Ottley Music School has been around since 1973, but the owners have recently fallen on some hard times.

The owner, Nevilla Ottley-Adjahoe's husband, suffered a stroke not too long ago, and they've lost a few students due to financial struggles.

“We’ve had families who’ve lost jobs… we’ve had families who didn’t get their paycheck and find out you’re a contractor and you’re not getting backpay, so we either had to keep teaching them for free or let them go until they can get their money back," said Nevilla.

Students who have been attending their whole lives say the school has been integral in molding them into the young men and women they are today.

“This has changed my life in a big, big, big way," said vocal student Destini Bennett.

She says that she's been taking vocal lessons at Ottley "since [she] was very, very little where [she] couldn't read at all."

Ms.
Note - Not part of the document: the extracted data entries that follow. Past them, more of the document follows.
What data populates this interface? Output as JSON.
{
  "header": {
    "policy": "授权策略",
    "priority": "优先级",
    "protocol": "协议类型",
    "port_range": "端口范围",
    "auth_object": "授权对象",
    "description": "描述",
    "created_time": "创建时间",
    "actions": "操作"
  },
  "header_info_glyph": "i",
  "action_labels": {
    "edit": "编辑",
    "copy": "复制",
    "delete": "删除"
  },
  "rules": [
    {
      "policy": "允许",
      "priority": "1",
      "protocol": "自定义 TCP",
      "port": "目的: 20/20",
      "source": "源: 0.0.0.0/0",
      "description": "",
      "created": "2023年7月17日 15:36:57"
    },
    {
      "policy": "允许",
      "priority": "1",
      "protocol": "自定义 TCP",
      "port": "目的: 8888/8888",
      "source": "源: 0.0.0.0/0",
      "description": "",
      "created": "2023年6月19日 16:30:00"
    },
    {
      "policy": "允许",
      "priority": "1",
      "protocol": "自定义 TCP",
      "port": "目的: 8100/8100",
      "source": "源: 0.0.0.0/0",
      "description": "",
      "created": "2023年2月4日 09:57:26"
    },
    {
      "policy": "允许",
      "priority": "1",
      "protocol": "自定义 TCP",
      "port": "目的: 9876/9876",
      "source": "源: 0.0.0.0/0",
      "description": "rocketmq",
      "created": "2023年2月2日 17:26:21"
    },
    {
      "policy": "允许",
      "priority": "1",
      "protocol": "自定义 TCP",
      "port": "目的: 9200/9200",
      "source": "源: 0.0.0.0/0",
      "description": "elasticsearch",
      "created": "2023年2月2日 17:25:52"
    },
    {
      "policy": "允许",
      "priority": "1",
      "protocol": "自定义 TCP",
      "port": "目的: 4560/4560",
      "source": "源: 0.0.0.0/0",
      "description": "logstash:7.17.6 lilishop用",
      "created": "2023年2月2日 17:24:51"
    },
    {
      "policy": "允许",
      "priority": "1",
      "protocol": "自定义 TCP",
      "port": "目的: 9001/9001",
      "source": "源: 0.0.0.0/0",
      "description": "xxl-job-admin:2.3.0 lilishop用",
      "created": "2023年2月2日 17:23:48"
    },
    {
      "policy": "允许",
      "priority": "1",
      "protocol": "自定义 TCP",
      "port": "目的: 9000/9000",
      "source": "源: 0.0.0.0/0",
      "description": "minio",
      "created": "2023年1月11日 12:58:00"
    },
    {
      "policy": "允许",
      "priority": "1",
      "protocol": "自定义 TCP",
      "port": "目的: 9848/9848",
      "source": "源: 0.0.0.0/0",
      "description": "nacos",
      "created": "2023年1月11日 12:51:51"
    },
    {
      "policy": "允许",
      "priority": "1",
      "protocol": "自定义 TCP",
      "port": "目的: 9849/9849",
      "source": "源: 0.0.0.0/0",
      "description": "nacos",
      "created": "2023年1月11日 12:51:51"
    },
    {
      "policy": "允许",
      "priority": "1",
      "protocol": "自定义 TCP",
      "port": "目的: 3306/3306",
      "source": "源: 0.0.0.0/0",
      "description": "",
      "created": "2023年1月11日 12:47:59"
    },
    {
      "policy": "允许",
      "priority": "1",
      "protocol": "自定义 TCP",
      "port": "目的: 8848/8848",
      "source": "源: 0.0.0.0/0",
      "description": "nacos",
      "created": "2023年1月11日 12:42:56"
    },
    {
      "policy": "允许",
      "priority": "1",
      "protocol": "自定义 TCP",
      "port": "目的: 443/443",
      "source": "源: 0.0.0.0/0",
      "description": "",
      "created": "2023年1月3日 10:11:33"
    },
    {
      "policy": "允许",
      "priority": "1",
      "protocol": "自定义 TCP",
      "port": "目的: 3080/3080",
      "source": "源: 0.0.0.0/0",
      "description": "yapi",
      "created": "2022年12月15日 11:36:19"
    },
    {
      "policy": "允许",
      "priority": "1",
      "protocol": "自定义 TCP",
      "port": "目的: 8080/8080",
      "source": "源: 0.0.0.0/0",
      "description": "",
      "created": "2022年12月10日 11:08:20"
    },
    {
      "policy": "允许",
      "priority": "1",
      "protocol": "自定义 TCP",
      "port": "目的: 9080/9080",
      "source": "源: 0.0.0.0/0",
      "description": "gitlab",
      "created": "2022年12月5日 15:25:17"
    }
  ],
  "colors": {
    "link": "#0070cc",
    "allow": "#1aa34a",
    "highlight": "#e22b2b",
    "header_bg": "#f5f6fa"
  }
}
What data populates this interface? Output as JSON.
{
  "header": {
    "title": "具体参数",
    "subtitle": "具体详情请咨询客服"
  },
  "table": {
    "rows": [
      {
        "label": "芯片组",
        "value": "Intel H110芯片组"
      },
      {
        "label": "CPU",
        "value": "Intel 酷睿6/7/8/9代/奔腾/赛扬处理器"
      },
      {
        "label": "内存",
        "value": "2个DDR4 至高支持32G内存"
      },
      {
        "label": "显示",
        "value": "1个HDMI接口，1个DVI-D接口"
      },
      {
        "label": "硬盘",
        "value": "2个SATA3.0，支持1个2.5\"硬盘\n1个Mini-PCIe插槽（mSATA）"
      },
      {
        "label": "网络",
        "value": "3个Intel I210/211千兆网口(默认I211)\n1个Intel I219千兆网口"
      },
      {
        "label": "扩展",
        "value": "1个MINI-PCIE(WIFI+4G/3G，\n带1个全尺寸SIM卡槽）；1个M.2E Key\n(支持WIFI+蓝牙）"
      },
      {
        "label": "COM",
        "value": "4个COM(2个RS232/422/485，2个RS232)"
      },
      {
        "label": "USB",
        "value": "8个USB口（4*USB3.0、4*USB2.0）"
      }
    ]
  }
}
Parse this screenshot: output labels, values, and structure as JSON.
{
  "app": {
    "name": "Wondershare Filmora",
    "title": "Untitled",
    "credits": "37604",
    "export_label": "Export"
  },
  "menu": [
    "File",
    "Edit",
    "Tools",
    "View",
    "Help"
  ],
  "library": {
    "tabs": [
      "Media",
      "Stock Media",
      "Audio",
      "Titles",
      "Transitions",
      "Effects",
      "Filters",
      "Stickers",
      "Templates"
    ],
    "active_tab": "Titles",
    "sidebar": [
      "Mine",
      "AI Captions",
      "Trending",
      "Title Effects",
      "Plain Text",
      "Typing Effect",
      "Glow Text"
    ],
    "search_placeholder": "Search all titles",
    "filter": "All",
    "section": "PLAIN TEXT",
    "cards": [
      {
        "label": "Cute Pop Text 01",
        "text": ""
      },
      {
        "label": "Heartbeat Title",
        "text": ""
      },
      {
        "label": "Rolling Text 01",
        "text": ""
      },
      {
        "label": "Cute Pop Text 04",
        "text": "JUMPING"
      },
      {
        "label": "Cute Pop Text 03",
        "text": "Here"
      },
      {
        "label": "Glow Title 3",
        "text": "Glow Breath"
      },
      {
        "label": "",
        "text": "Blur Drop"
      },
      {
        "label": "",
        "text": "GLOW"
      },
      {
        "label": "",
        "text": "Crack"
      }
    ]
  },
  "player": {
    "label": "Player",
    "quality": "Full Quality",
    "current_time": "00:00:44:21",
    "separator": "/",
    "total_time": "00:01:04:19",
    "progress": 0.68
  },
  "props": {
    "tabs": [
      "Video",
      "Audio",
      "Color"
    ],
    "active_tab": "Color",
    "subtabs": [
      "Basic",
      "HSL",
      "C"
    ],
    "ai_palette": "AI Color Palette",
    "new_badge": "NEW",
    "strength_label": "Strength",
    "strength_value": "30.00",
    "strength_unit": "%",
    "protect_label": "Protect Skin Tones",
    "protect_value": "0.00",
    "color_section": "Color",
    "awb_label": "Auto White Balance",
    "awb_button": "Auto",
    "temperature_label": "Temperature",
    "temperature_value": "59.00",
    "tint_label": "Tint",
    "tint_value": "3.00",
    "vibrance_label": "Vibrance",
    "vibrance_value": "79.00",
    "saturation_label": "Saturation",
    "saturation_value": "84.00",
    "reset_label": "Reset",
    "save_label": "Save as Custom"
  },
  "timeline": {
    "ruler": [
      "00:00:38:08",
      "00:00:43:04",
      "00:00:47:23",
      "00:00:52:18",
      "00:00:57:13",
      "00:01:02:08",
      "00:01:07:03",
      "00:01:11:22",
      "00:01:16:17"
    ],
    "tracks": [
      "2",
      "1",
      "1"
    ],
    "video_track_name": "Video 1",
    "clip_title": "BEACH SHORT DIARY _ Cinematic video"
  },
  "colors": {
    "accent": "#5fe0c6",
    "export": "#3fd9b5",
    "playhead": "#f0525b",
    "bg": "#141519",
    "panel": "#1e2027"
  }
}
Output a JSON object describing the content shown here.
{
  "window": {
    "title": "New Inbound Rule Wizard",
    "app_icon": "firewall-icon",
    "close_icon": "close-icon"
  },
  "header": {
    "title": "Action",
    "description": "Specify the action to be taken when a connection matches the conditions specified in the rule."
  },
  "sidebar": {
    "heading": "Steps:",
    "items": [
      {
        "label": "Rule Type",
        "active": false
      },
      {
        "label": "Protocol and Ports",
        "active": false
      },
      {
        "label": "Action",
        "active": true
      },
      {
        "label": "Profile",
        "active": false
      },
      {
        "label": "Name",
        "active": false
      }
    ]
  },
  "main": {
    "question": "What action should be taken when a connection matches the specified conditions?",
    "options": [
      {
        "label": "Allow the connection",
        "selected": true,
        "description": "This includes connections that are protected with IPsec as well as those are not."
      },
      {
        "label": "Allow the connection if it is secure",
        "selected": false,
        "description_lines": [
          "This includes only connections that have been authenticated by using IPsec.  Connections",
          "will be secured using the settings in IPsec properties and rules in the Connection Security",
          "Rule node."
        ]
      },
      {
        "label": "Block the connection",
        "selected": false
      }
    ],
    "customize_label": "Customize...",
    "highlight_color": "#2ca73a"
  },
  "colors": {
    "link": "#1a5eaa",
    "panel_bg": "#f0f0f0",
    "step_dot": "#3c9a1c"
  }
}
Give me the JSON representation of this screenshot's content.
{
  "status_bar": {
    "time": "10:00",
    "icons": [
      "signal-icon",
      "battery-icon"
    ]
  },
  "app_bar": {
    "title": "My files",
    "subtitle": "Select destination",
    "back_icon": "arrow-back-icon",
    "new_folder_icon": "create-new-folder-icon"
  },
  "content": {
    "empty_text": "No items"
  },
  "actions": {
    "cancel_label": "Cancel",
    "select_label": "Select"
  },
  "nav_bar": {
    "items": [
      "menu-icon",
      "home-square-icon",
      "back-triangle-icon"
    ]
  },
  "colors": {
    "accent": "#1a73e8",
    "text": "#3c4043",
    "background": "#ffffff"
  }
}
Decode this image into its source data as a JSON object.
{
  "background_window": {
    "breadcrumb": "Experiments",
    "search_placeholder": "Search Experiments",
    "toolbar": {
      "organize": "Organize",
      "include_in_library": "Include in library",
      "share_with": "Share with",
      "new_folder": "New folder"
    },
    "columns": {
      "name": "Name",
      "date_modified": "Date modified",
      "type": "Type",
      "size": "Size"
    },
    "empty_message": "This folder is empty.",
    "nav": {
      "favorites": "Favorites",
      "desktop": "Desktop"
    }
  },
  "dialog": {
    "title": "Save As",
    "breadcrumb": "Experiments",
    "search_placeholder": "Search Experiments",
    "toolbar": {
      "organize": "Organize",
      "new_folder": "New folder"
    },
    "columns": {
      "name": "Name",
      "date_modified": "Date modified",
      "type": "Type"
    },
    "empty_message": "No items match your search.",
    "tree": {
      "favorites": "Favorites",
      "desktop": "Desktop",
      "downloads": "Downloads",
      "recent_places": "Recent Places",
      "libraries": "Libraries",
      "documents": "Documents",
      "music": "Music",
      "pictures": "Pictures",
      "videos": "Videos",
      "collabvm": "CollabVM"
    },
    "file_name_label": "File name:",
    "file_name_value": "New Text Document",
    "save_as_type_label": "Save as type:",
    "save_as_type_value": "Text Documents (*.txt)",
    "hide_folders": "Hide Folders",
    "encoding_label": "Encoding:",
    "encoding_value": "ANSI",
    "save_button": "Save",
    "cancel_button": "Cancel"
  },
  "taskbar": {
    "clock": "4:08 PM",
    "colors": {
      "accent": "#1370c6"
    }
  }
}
Ottley founded the school after numerous requests from parents to teach their children.

It grew out of her living room and eventually settled into a floor of a Hyattsville building filled with antique organs, pianos, sheet music and other instruments.

This small yet mighty school has seen a lot of talent walk through its doors.

Current rising star, 17-year-old Kianna Kelly-Futch has been taking lessons with Nevilla since she was five-years-old.

Since then, she has performed for a U.S. senator, in multiple competitions, and at Carnegie Hall in New York.

If Ms. Ottley can't raise enough money to keep the doors open, though, Lianna and her classmates will have lost the teachers and community that have allowed them to blossom into seasoned performers.

To try to prevent that from happening, the school is selling instruments that have sat unused for a while:

  • Organs
  • Guitars
  • Pianos
  • A clarinet
  • A saxophone

You can purchase them directly from the school. 

Teachers who have worked with Nevilla for years say that the impact this community staple has transcends music.

“Ms. Ottley is amazing, she’s amazing. She’s energetic and always looking for new things to do…but, she’s also interested in the community. She’s interested in what music can do for students besides just teaching them music. It sharpens their wits and makes them better students, and I’ve seen it over and over again," said vocal and theory teacher, Leonard Higgs.

Steel drum student, who also happens to be Nevilla's grandson, Alex Adjahoe, says practicing his instrument has helped keep him motivated to stay in school.

“When I started playing the steel drums, it brought my grades far up, far up, so I keep doing it to keep me in school," said Alex.

New Carrollton councilmember Lincoln Lashley also sees a difference in his work ethic. 

He joined the school two years ago.

“I think it’s broadened my horizons, and what I mean by that is it’s allowed me to look at things differently...Creative people tend to have discipline, because you have to practice. You have to work at your craft. And that discipline can be used to apply to many other things in your life that help you keep focused, help you stay on task, so yeah I think it’s an opportunity to just grow as a person and to tap into something that I think is deep down inside of me that I think I just wanted to let out," said Lashley.

14-year-old Destini Bennett ended up getting into a Michelle Obama program thanks to the school helping her conquer her stage fright.

“You would learn things that you might not know that you could do if you just put your mind to it and stop thinking, I can’t do this, I can’t do this. You can do it if you put your mind to it," said Destini.